Smaller banks are also in the red. The Bank of Queensland Limited (ASX: BOQ) the stock price is down 1%, the Suncorp Group Ltd. (ASX: SUN) the stock price is down 0.4% and the Bendigo and Adelaide Bank Ltd (ASX: BEN) the stock price is down 1%.

However, ASX 200 banks are recovering from an early morning decline where the ASX 200 as a whole fell more than 1%, which could be the main reason for the decline in the banking sector.

Some of the big banks themselves have called for action on lending before the housing market and lending get too far.

CBA CEO Matt Comyn has done a few comments to the House of Representatives Standing Committee on Economy, expressing concern about the housing market:

As the RBA observed, activity in the housing market remains very strong, even after prolonged shutdowns in the two largest markets. We continue to monitor these developments closely and have made adjustments to our lending parameters. We are also carefully considering the impact of these dynamics on particular cohorts of mortgage borrowers, including first-time buyers.

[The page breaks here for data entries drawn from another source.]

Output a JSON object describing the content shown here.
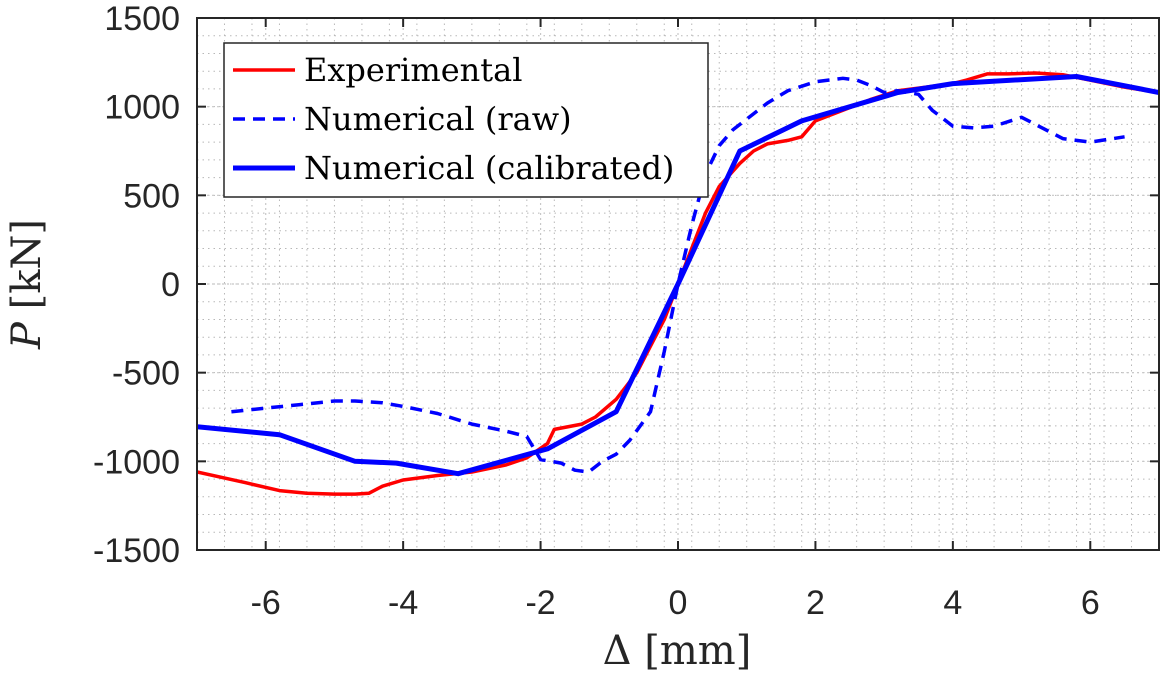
{
  "chart_data": {
    "type": "line",
    "xlabel": "Δ [mm]",
    "ylabel_var": "P",
    "ylabel_unit": " [kN]",
    "xlim": [
      -7,
      7
    ],
    "ylim": [
      -1500,
      1500
    ],
    "xticks": [
      -6,
      -4,
      -2,
      0,
      2,
      4,
      6
    ],
    "yticks": [
      -1500,
      -1000,
      -500,
      0,
      500,
      1000,
      1500
    ],
    "grid": "minor-dotted",
    "legend_position": "top-left",
    "series": [
      {
        "name": "Experimental",
        "color": "#ff0000",
        "style": "solid",
        "width": "thin",
        "x": [
          -7.0,
          -6.3,
          -5.8,
          -5.4,
          -5.0,
          -4.7,
          -4.5,
          -4.3,
          -4.0,
          -3.5,
          -3.0,
          -2.5,
          -2.2,
          -1.9,
          -1.8,
          -1.4,
          -1.2,
          -0.9,
          -0.6,
          -0.4,
          -0.2,
          0.0,
          0.2,
          0.4,
          0.6,
          0.9,
          1.1,
          1.3,
          1.6,
          1.8,
          2.0,
          2.4,
          2.8,
          3.2,
          3.6,
          4.0,
          4.2,
          4.5,
          4.8,
          5.2,
          5.6,
          6.0,
          6.5,
          7.0
        ],
        "y": [
          -1060,
          -1120,
          -1165,
          -1180,
          -1185,
          -1185,
          -1180,
          -1140,
          -1105,
          -1080,
          -1060,
          -1020,
          -980,
          -900,
          -820,
          -790,
          -750,
          -650,
          -500,
          -350,
          -200,
          0,
          200,
          400,
          550,
          680,
          750,
          790,
          810,
          830,
          920,
          980,
          1040,
          1090,
          1110,
          1130,
          1150,
          1185,
          1185,
          1190,
          1180,
          1150,
          1110,
          1080
        ]
      },
      {
        "name": "Numerical (raw)",
        "color": "#0000ff",
        "style": "dashed",
        "width": "medium",
        "x": [
          -6.5,
          -6.0,
          -5.5,
          -5.0,
          -4.7,
          -4.3,
          -4.0,
          -3.5,
          -3.0,
          -2.5,
          -2.2,
          -2.0,
          -1.7,
          -1.5,
          -1.3,
          -1.1,
          -0.9,
          -0.7,
          -0.4,
          -0.2,
          0.0,
          0.2,
          0.4,
          0.6,
          0.8,
          1.0,
          1.3,
          1.6,
          2.0,
          2.4,
          2.6,
          2.8,
          3.0,
          3.2,
          3.5,
          3.7,
          4.0,
          4.3,
          4.6,
          5.0,
          5.3,
          5.6,
          6.0,
          6.5
        ],
        "y": [
          -720,
          -700,
          -680,
          -660,
          -660,
          -670,
          -690,
          -730,
          -790,
          -830,
          -860,
          -990,
          -1010,
          -1050,
          -1060,
          -1000,
          -960,
          -880,
          -720,
          -380,
          0,
          330,
          620,
          780,
          870,
          930,
          1020,
          1090,
          1140,
          1160,
          1150,
          1120,
          1080,
          1090,
          1070,
          980,
          890,
          880,
          890,
          940,
          880,
          820,
          800,
          830
        ]
      },
      {
        "name": "Numerical (calibrated)",
        "color": "#0000ff",
        "style": "solid",
        "width": "thick",
        "x": [
          -7.0,
          -5.8,
          -4.7,
          -4.1,
          -3.2,
          -1.9,
          -0.9,
          0.0,
          0.9,
          1.8,
          3.2,
          4.0,
          5.8,
          7.0
        ],
        "y": [
          -805,
          -850,
          -1000,
          -1010,
          -1070,
          -930,
          -720,
          0,
          750,
          920,
          1080,
          1130,
          1170,
          1080
        ]
      }
    ]
  }
}
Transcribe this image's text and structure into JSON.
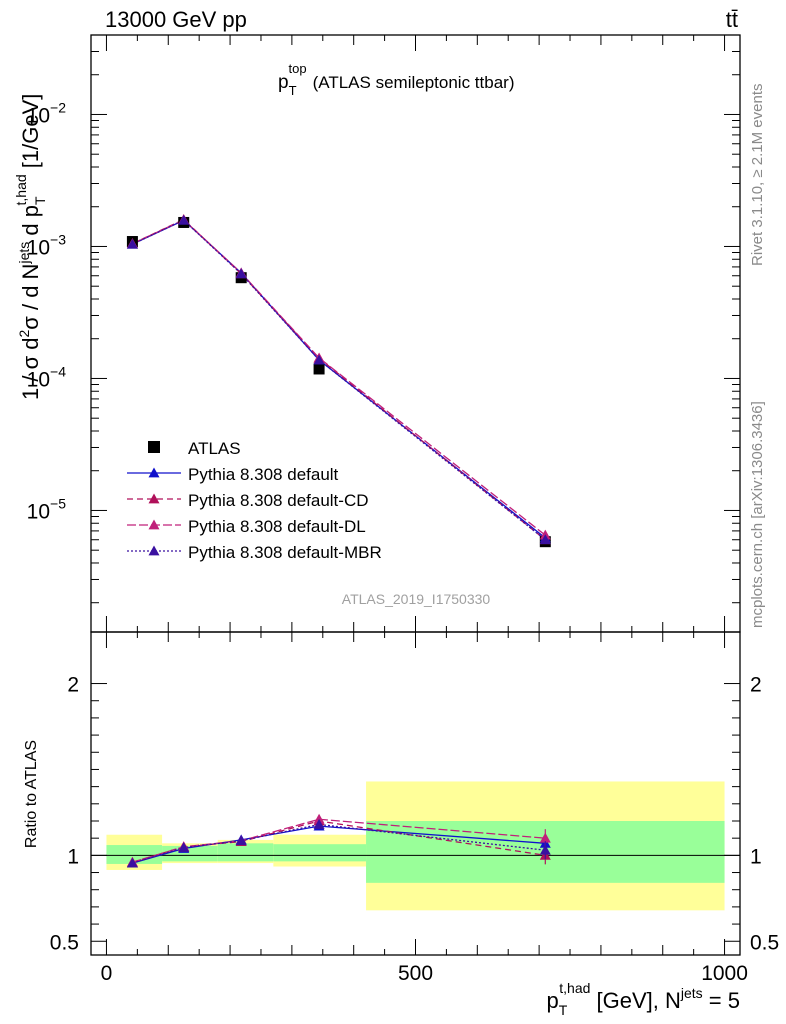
{
  "header": {
    "left": "13000 GeV pp",
    "right": "tt̄"
  },
  "side_labels": {
    "rivet": "Rivet 3.1.10, ≥ 2.1M events",
    "mcplots": "mcplots.cern.ch [arXiv:1306.3436]"
  },
  "colors": {
    "data": "#000000",
    "default": "#1010cc",
    "cd": "#b0105a",
    "dl": "#c0207a",
    "mbr": "#3a10a0",
    "band_inner": "#99ff99",
    "band_outer": "#ffff99"
  },
  "chart_data": {
    "type": "line",
    "title_main": "p",
    "title_sup": "top",
    "title_sub": "T",
    "title_rest": "(ATLAS semileptonic ttbar)",
    "watermark": "ATLAS_2019_I1750330",
    "ylabel": "1 / σ d²σ / d N^jets d p_T^t,had [1/GeV]",
    "ylabel_parts": {
      "a": "1 / σ d",
      "a_sup": "2",
      "b": "σ / d N",
      "b_sup": "jets",
      "c": " d p",
      "c_sub": "T",
      "c_sup": "t,had",
      "d": " [1/GeV]"
    },
    "xlabel_parts": {
      "a": "p",
      "a_sub": "T",
      "a_sup": "t,had",
      "b": " [GeV], N",
      "b_sup": "jets",
      "c": " = 5"
    },
    "ratio_ylabel": "Ratio to ATLAS",
    "xlim": [
      -25,
      1025
    ],
    "ylim": [
      1.2e-06,
      0.04
    ],
    "ylog": true,
    "ratio_ylim": [
      0.42,
      2.3
    ],
    "x_ticks": [
      {
        "v": 0,
        "label": "0"
      },
      {
        "v": 500,
        "label": "500"
      },
      {
        "v": 1000,
        "label": "1000"
      }
    ],
    "y_ticks": [
      {
        "v": 1e-05,
        "base": "10",
        "exp": "−5"
      },
      {
        "v": 0.0001,
        "base": "10",
        "exp": "−4"
      },
      {
        "v": 0.001,
        "base": "10",
        "exp": "−3"
      },
      {
        "v": 0.01,
        "base": "10",
        "exp": "−2"
      }
    ],
    "ratio_ticks": [
      {
        "v": 0.5,
        "label": "0.5"
      },
      {
        "v": 1,
        "label": "1"
      },
      {
        "v": 2,
        "label": "2"
      }
    ],
    "bins": [
      {
        "lo": 0,
        "hi": 90,
        "inner": [
          0.95,
          1.06
        ],
        "outer": [
          0.915,
          1.12
        ]
      },
      {
        "lo": 90,
        "hi": 180,
        "inner": [
          0.965,
          1.055
        ],
        "outer": [
          0.955,
          1.07
        ]
      },
      {
        "lo": 180,
        "hi": 270,
        "inner": [
          0.965,
          1.07
        ],
        "outer": [
          0.955,
          1.09
        ]
      },
      {
        "lo": 270,
        "hi": 420,
        "inner": [
          0.965,
          1.065
        ],
        "outer": [
          0.935,
          1.12
        ]
      },
      {
        "lo": 420,
        "hi": 1000,
        "inner": [
          0.84,
          1.2
        ],
        "outer": [
          0.68,
          1.43
        ]
      }
    ],
    "data": {
      "name": "ATLAS",
      "x": [
        42,
        125,
        218,
        344,
        710
      ],
      "y": [
        0.00109,
        0.00152,
        0.00058,
        0.000118,
        5.8e-06
      ]
    },
    "series": [
      {
        "key": "default",
        "name": "Pythia 8.308 default",
        "dash": "",
        "x": [
          42,
          125,
          218,
          344,
          710
        ],
        "y": [
          0.00104,
          0.00158,
          0.00063,
          0.000138,
          6.2e-06
        ],
        "ratio": [
          0.955,
          1.04,
          1.09,
          1.17,
          1.07
        ]
      },
      {
        "key": "cd",
        "name": "Pythia 8.308 default-CD",
        "dash": "6,4",
        "x": [
          42,
          125,
          218,
          344,
          710
        ],
        "y": [
          0.00105,
          0.0016,
          0.00062,
          0.000142,
          6e-06
        ],
        "ratio": [
          0.96,
          1.05,
          1.08,
          1.2,
          1.0
        ]
      },
      {
        "key": "dl",
        "name": "Pythia 8.308 default-DL",
        "dash": "9,3",
        "x": [
          42,
          125,
          218,
          344,
          710
        ],
        "y": [
          0.00105,
          0.00159,
          0.00063,
          0.000143,
          6.5e-06
        ],
        "ratio": [
          0.96,
          1.05,
          1.085,
          1.21,
          1.1
        ]
      },
      {
        "key": "mbr",
        "name": "Pythia 8.308 default-MBR",
        "dash": "2,2",
        "x": [
          42,
          125,
          218,
          344,
          710
        ],
        "y": [
          0.00104,
          0.00158,
          0.00062,
          0.000138,
          6e-06
        ],
        "ratio": [
          0.955,
          1.045,
          1.085,
          1.18,
          1.03
        ]
      }
    ],
    "legend_position": "bottom-left"
  }
}
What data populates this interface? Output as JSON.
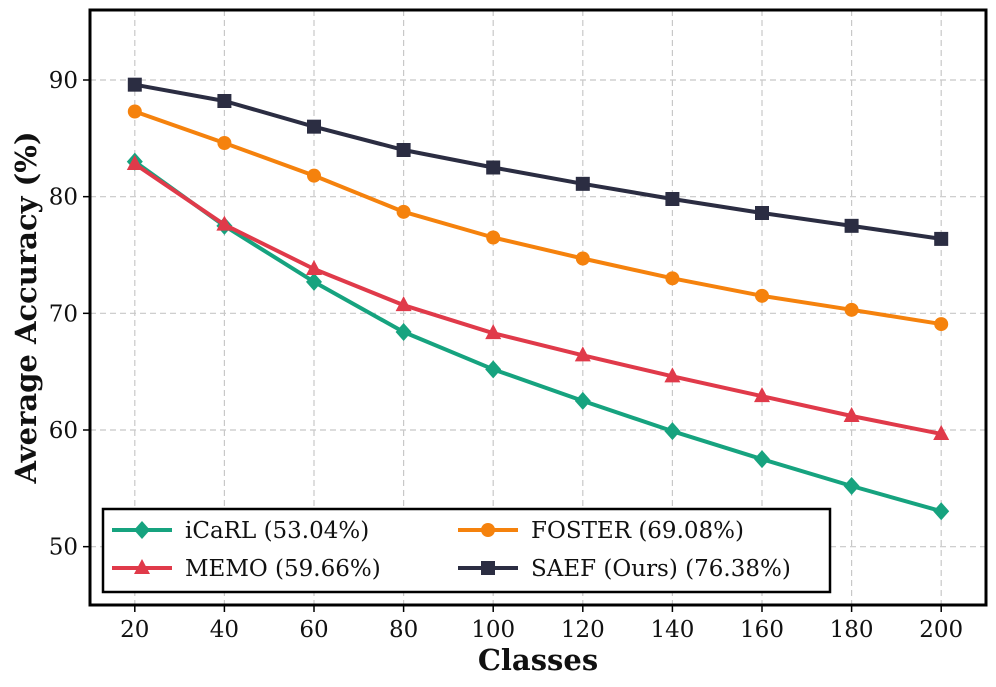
{
  "chart_data": {
    "type": "line",
    "title": "",
    "xlabel": "Classes",
    "ylabel": "Average Accuracy (%)",
    "x": [
      20,
      40,
      60,
      80,
      100,
      120,
      140,
      160,
      180,
      200
    ],
    "xlim": [
      10,
      210
    ],
    "ylim": [
      45,
      96
    ],
    "xticks": [
      20,
      40,
      60,
      80,
      100,
      120,
      140,
      160,
      180,
      200
    ],
    "yticks": [
      50,
      60,
      70,
      80,
      90
    ],
    "grid": true,
    "legend_position": "bottom-left",
    "series": [
      {
        "name": "iCaRL (53.04%)",
        "color": "#16a37f",
        "marker": "diamond",
        "values": [
          83.0,
          77.5,
          72.7,
          68.4,
          65.2,
          62.5,
          59.9,
          57.5,
          55.2,
          53.04
        ]
      },
      {
        "name": "FOSTER (69.08%)",
        "color": "#f5820d",
        "marker": "circle",
        "values": [
          87.3,
          84.6,
          81.8,
          78.7,
          76.5,
          74.7,
          73.0,
          71.5,
          70.3,
          69.08
        ]
      },
      {
        "name": "MEMO (59.66%)",
        "color": "#e03a4a",
        "marker": "triangle",
        "values": [
          82.8,
          77.6,
          73.8,
          70.7,
          68.3,
          66.4,
          64.6,
          62.9,
          61.2,
          59.66
        ]
      },
      {
        "name": "SAEF (Ours) (76.38%)",
        "color": "#2b2d42",
        "marker": "square",
        "values": [
          89.6,
          88.2,
          86.0,
          84.0,
          82.5,
          81.1,
          79.8,
          78.6,
          77.5,
          76.38
        ]
      }
    ]
  }
}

The ASX 200 bank recently increased its service buffer rate by assessing the rate borrowers would be able to repay.

According to report through REA Group Limited (ASX: REA), Mr Comyn also told the committee:

It is much more difficult to act when the market is accelerating than it is to take interventions to try to avoid too much acceleration. I want to be clear, I’m not concerned with where we are today, but based on the acceleration, I think it would be prudent to act as soon as possible.